La majoration de 1,4 point de CSG sur les revenus de placement fait passer les prélèvements sociaux de 17,2% à 18,6%. Cela porte le PFU (Prélèvement Forfaitaire Unique) sur dividendes et plus-values mobilières à 31,4%. Les épargnants détenant actions et obligations en compte-titres sont directement touchés, avec une baisse mécanique du rendement net après impôt et un intérêt accru pour les enveloppes de capitalisation (PEA, assurancevie). Le compromis budgétaire laisse à l’écart de la hausse de CSG l’assurancevie, les revenus fonciers, les plusvalues immobilières, les PEL et certains placements immobiliers. Concrètement, cela conforte l’immobilier locatif nu et les contrats d’assurancevie comme piliers de préparation de la retraite, avec un avantage comparatif renforcé face aux placements financiers détenus en direct.

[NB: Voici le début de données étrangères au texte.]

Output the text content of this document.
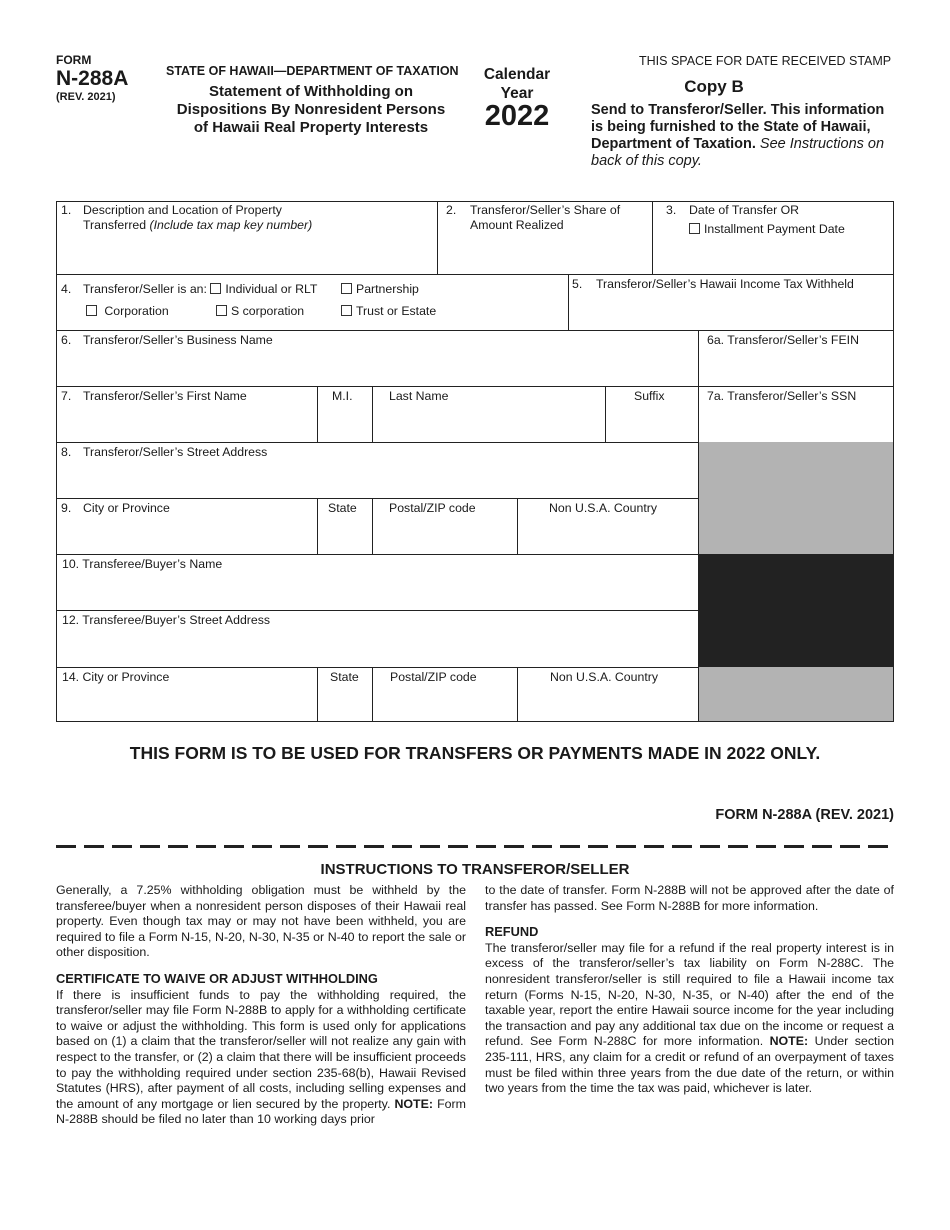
FORM
N-288A
(REV. 2021)
STATE OF HAWAII—DEPARTMENT OF TAXATION
Statement of Withholding on
Dispositions By Nonresident Persons
of Hawaii Real Property Interests
Calendar
Year
2022
THIS SPACE FOR DATE RECEIVED STAMP
Copy B
Send to Transferor/Seller. This information is being furnished to the State of Hawaii, Department of Taxation. See Instructions on back of this copy.
1. Description and Location of Property
Transferred (Include tax map key number)
2. Transferor/Seller’s Share of
Amount Realized
3. Date of Transfer OR
Installment Payment Date
4. Transferor/Seller is an: Individual or RLT	Partnership
Corporation	S corporation	Trust or Estate
5. Transferor/Seller’s Hawaii Income Tax Withheld
6. Transferor/Seller’s Business Name	6a. Transferor/Seller’s FEIN
7. Transferor/Seller’s First Name	M.I.	Last Name	Suffix	7a. Transferor/Seller’s SSN
8. Transferor/Seller’s Street Address
9. City or Province	State	Postal/ZIP code	Non U.S.A. Country
10. Transferee/Buyer’s Name
12. Transferee/Buyer’s Street Address
14. City or Province	State	Postal/ZIP code	Non U.S.A. Country
THIS FORM IS TO BE USED FOR TRANSFERS OR PAYMENTS MADE IN 2022 ONLY.
FORM N-288A (REV. 2021)
INSTRUCTIONS TO TRANSFEROR/SELLER

Generally, a 7.25% withholding obligation must be withheld by the transferee/buyer when a nonresident person disposes of their Hawaii real property. Even though tax may or may not have been withheld, you are required to file a Form N-15, N-20, N-30, N-35 or N-40 to report the sale or other disposition.

CERTIFICATE TO WAIVE OR ADJUST WITHHOLDING

If there is insufficient funds to pay the withholding required, the transferor/seller may file Form N-288B to apply for a withholding certificate to waive or adjust the withholding. This form is used only for applications based on (1) a claim that the transferor/seller will not realize any gain with respect to the transfer, or (2) a claim that there will be insufficient proceeds to pay the withholding required under section 235-68(b), Hawaii Revised Statutes (HRS), after payment of all costs, including selling expenses and the amount of any mortgage or lien secured by the property. NOTE: Form N-288B should be filed no later than 10 working days prior

to the date of transfer. Form N-288B will not be approved after the date of transfer has passed. See Form N-288B for more information.

REFUND

The transferor/seller may file for a refund if the real property interest is in excess of the transferor/seller’s tax liability on Form N-288C. The nonresident transferor/seller is still required to file a Hawaii income tax return (Forms N-15, N-20, N-30, N-35, or N-40) after the end of the taxable year, report the entire Hawaii source income for the year including the transaction and pay any additional tax due on the income or request a refund. See Form N-288C for more information. NOTE: Under section 235-111, HRS, any claim for a credit or refund of an overpayment of taxes must be filed within three years from the due date of the return, or within two years from the time the tax was paid, whichever is later.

La loi de finances crée une taxe spécifique sur le patrimoine non professionnel des holdings patrimoniales, recentrée sur les actifs immobiliers et biens « somptuaires » (yachts, etc.). L’objectif est de limiter les « cash boxes » servant de réceptacle à des liquidités ou titres non productifs, avec un mécanisme de transparence pour taxer les chaînes de sociétés et une articulation prévue avec l’IFI pour éviter les doubles impositions. La contribution différentielle sur les hauts revenus est reconduite, maintenant une pression fiscale accrue sur les très gros contribuables. Sur le plan macroéconomique, l’ensemble vise à accroître les recettes sans casser l’investissement productif, mais au prix d’un risque de réallocation vers l’assurance‑vie et l’immobilier au détriment du financement direct des entreprises via les marchés. A suivre dans les prochaines semaines…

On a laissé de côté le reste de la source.